Said Nursi'nin faaliyetleri Kuva-yı Milliye kadrosu tarafından da sempatiyle karşılandı. Nursi'nin Büyük Millet Meclisi Reisi Mustafa Kemal Paşa tarafından Ankara'ya davet edildiği, bu davet üzerine kendisinin 1922 sonlarında Ankara'ya geldiği ve Ulus'taki Millet Meclisi binası'nda resmi zevat tarafından karşılandığı ifade ediliyor.
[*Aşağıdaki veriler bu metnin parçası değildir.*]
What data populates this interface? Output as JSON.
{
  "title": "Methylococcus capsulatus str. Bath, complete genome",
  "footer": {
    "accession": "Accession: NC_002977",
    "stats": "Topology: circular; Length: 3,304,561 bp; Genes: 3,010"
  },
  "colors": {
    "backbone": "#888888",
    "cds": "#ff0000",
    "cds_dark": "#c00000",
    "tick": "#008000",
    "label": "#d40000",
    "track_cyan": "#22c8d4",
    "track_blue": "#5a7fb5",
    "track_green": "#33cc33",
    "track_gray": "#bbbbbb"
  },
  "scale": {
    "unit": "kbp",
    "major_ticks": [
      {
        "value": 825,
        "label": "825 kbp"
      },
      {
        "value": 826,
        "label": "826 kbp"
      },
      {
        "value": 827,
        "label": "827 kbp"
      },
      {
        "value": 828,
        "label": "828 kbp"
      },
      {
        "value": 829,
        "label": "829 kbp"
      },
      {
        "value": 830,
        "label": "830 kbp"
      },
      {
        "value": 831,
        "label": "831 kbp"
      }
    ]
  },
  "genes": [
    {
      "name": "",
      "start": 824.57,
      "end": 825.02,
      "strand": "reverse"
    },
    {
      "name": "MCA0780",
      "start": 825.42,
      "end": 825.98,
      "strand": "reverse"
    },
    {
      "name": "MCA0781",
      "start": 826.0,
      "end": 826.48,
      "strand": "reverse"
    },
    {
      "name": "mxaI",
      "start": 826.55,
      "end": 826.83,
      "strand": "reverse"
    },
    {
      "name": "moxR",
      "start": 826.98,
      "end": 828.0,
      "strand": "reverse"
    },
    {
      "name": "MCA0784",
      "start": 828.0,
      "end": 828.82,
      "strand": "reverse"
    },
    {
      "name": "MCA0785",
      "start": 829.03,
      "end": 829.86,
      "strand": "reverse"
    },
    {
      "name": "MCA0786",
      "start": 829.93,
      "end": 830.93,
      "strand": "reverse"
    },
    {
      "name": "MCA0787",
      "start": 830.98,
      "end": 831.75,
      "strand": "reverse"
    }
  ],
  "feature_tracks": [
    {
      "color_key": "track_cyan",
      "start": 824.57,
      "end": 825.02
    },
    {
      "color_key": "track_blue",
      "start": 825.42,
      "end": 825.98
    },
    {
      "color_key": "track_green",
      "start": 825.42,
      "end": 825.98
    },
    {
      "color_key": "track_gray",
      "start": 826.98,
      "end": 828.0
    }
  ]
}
- İsyancı değildi, sürgün edildi:
Cumhuriyetin kurucu kadrosuyla arasına ayrılık giren Said Nursi'nin, 10 maddelik bir beyanname hazırlayarak Meclis üyelerine dağıttığı ifade ediliyor. Bu beyannâmede cumhuriyetin kurucu kadrosunu İslam'ın şiarlarına sahip çıkmaya çağıran Said Nursi'nin Atatürk ile bir- kaç kez görüştüğü de ifade ediliyor. Bazı rivayetlere göre Said Nursi, Şark Umumî Vâizliği, milletvekilliği ve Diyanet âzâlığı gibi teklifleri kabul etmeyerek Van'a döndüğü rivayet ediliyor. Artık ideallerini siyaset yoluyla gerçekleştiremeyeceği kanaatine ulaşan ve Ankara'dan umduğunu bulamayan Said Nursi 1923'ten sonra Van'a dönerek bir tür inzivaya çekildi.
Annesinin yanısıra özel katibi olan yeğeninin de vefat etmesiyle birlikte sosyal hayattan elini eteğini çekti. 1925'te meydana gelen Şeyh Said İsyanı sırasında Van'ın Erek Dağı'ndaki bir kilise kalıntısında yaşayan Said Nursi, isyanın bastırılmasından sonra bölgede nüfuz sahibi olduğu kabul edilen pekçok kişi gibi Batı illerine sürgün edildi. Şeyh Sait taraftarları isyandan biraz önce Said Nursi'yi kendilerini desteklemesi için teklifler götürdüler. Said Nursi'nin bu teklifleri reddettiği ve 'Dahilde, bu milletin evlatlarına kılıç çekilmez' şeklinde konuştuğu belirtiliyor.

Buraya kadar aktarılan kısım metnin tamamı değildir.